Directed by Mikael Hafstrom
Written by Michael Petroni (screenplay), Matt Baglio (book)
Starring Anthony Hopkins, Colin O’Donoghue, Toby Jones, Rutger Hauer, Alice Braga & Ciaran Hinds

Though it tries hard not to fall into the trappings of your typical exorcist movie, THE RITE never really gets to shine and I think that has a lot to do with the limitations the film set for itself. THE RITE has been advertised as a blockbuster, but I think it would have been more successful being a smaller film. I think that the director Mikael Hafstrom (1408, DERAILED) shows a lot of potential. The opening scenes set a mood for a dark and disturbing film as we watch our star, Michael Kovak (played convincingly by Colin O’Donoghue), preparing a corpse for showing at a funeral home. The opening had me expecting good creepy things for this film, but the longer I sat with THE RITE, the more I began to see how predictable it was.

One of the problems with this film is that it covers a large span of time in so little screen time at the beginning of the film. Michael decides to go to seminary school instead of becoming a mortician like his father (played by the sinfully underused Rutger Hauer). Immediately, it’s four years later and Michael is close to graduation, but decides he lacks the faith to become a priest. So his professor (played by sinfully underused actor #2 Toby Jones) sends him to the Vatican to study exorcism where he meets another teacher (played by #3 sinfully underused actor, Ciaran Hinds) who after one class with Michael decides to send him to see Father Lucas Trevant (Anthony Hopkins) who has an unconventional style of performing exorcism. First off, that’s a lot of shuffling around you get in the first half hour of the film. I know everyone wants to get to the scenes between Hopkins and his apprentice exorcist, but a scene or two explaining why Michael lacks faith would have been nice. Instead, the director sloppily decides to put it all in writing for us to read in an email Michael writes to his professor. Sounds like an important dramatic moment that was missed. There is a nice scene where Michael must give the last rites to a woman who is struck down in the street by a car, but by this time, he already is doubting his faith and we have no real clue as to why. Because we are not completely sure of Michael’s absence of faith, it’s kind of hard to really feel for all of the angst he’s oozing in every scene he’s in. And there’s a lot of this going on.
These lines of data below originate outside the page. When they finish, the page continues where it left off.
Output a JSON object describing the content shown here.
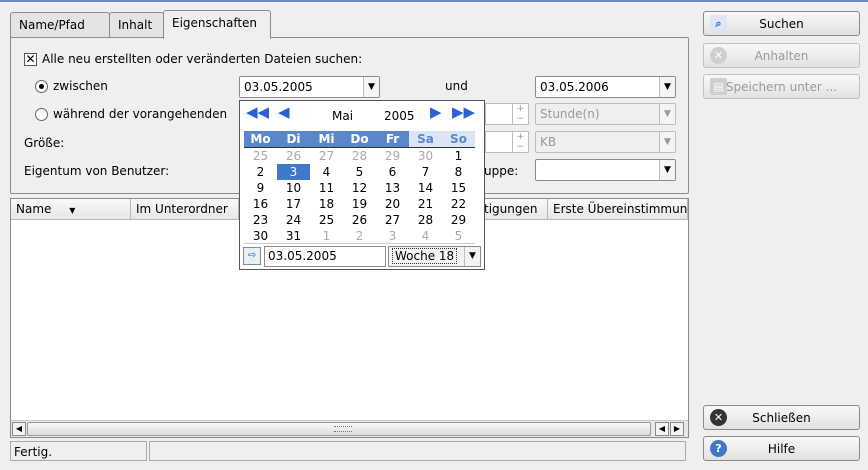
{
  "tabs": [
    "Name/Pfad",
    "Inhalt",
    "Eigenschaften"
  ],
  "form": {
    "all_files_label": "Alle neu erstellten oder veränderten Dateien suchen:",
    "between_label": "zwischen",
    "from_date": "03.05.2005",
    "and_label": "und",
    "to_date": "03.05.2006",
    "during_label": "während der vorangehenden",
    "unit_value": "Stunde(n)",
    "size_label": "Größe:",
    "size_unit": "KB",
    "owner_user_label": "Eigentum von Benutzer:",
    "group_label_visible": "uppe:",
    "spin_plus": "+",
    "spin_minus": "−"
  },
  "buttons": {
    "search": "Suchen",
    "stop": "Anhalten",
    "save_as": "Speichern unter ...",
    "close": "Schließen",
    "help": "Hilfe"
  },
  "list": {
    "columns": [
      "Name",
      "Im Unterordner",
      "tigungen",
      "Erste Übereinstimmung"
    ],
    "sort_indicator": "▼"
  },
  "status": {
    "text": "Fertig.",
    "secondary": ""
  },
  "calendar": {
    "month": "Mai",
    "year": "2005",
    "weekdays": [
      "Mo",
      "Di",
      "Mi",
      "Do",
      "Fr",
      "Sa",
      "So"
    ],
    "weeks": [
      [
        {
          "d": "25",
          "o": true
        },
        {
          "d": "26",
          "o": true
        },
        {
          "d": "27",
          "o": true
        },
        {
          "d": "28",
          "o": true
        },
        {
          "d": "29",
          "o": true
        },
        {
          "d": "30",
          "o": true
        },
        {
          "d": "1",
          "o": false
        }
      ],
      [
        {
          "d": "2",
          "o": false
        },
        {
          "d": "3",
          "o": false,
          "s": true
        },
        {
          "d": "4",
          "o": false
        },
        {
          "d": "5",
          "o": false
        },
        {
          "d": "6",
          "o": false
        },
        {
          "d": "7",
          "o": false
        },
        {
          "d": "8",
          "o": false
        }
      ],
      [
        {
          "d": "9",
          "o": false
        },
        {
          "d": "10",
          "o": false
        },
        {
          "d": "11",
          "o": false
        },
        {
          "d": "12",
          "o": false
        },
        {
          "d": "13",
          "o": false
        },
        {
          "d": "14",
          "o": false
        },
        {
          "d": "15",
          "o": false
        }
      ],
      [
        {
          "d": "16",
          "o": false
        },
        {
          "d": "17",
          "o": false
        },
        {
          "d": "18",
          "o": false
        },
        {
          "d": "19",
          "o": false
        },
        {
          "d": "20",
          "o": false
        },
        {
          "d": "21",
          "o": false
        },
        {
          "d": "22",
          "o": false
        }
      ],
      [
        {
          "d": "23",
          "o": false
        },
        {
          "d": "24",
          "o": false
        },
        {
          "d": "25",
          "o": false
        },
        {
          "d": "26",
          "o": false
        },
        {
          "d": "27",
          "o": false
        },
        {
          "d": "28",
          "o": false
        },
        {
          "d": "29",
          "o": false
        }
      ],
      [
        {
          "d": "30",
          "o": false
        },
        {
          "d": "31",
          "o": false
        },
        {
          "d": "1",
          "o": true
        },
        {
          "d": "2",
          "o": true
        },
        {
          "d": "3",
          "o": true
        },
        {
          "d": "4",
          "o": true
        },
        {
          "d": "5",
          "o": true
        }
      ]
    ],
    "date_input": "03.05.2005",
    "week_label": "Woche 18"
  },
  "colors": {
    "accent": "#3f77c9",
    "header_bar": "#5a86cc"
  }
}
But of course, this is a film about exorcism, right? THE RITE does have some nice imagery that makes things somewhat spooky. Hafstrom’s camera lingers on religious iconography throughout the film which set to the right score can give anyone the creeps. The creeps never really pay off though. We have the typical contorting girl in a chair spitting and spouting secrets only a demon would know. For a film that tosses out the line, “What did you expect, pea soup and spinning heads?” it certainly doesn’t go out of its way to make the exorcism itself very spectacular or original. The actress is somewhat creepy and there is a bit of coolness involving some vomited up nails that I wasn’t expecting, but for the most part, I got more of a jolt from the jump scare involving one of the many cats littered about than in the exorcism scene itself. When a cat jump scare is the biggest fright in your film, you know there’s a problem.

Anthony Hopkins is somewhat reserved as Father Lucas Trevant. I’ve seen Hopkins chew up the scenery more so in other films. I was expecting a hammy performance, but Hopkins really gives his all here and even at his age, offers a lot of physicality to the role. There are a few instances of his matter-of-fact way of moving on after a tense moment (something that annoyed the hell out of me in both of the Lecter films after SILENCE OF THE LAMBS) that is sometimes amusing, yet has become Hopkins’ schtick. So those tired of said schtick should be prepared for more here. Hopkins does offer some convincing lines here and there and seems, for the most part, sincere throughout.

Colin McDonoghue carries the weight of this film on his shoulders as the faithless exorcist in training Michael Kovak. The newcomer is a charismatic actor, sort of a cross between Jason Patric and Ryan Gosling. I spent a good part of the movie thinking he’d be a good pick for the lead in a new Superman film, which doesn’t say much for the movie itself, but says a lot about his performance.

THE RITE ended up being a capable film–one well shot, well acted, and one that conveyed a grim mood. But the conventions of age old exorcism cliches, the under-utilization of such great character actors such as Toby Jones, Ciaran Hinds, and Rutger Hauer, and the scattershot way the main character is manipulated in order to get Hopkins on the screen as soon as possible really work against making THE RITE anything more than a movie that I didn’t hate. Had THE RITE been a little more in depth as far as what goes into an exorcism or what kind of person could do this as a profession, it might have been a better film. That’s not this movie. THE RITE doesn’t want to go that deep, which is too bad. I would have liked that movie more.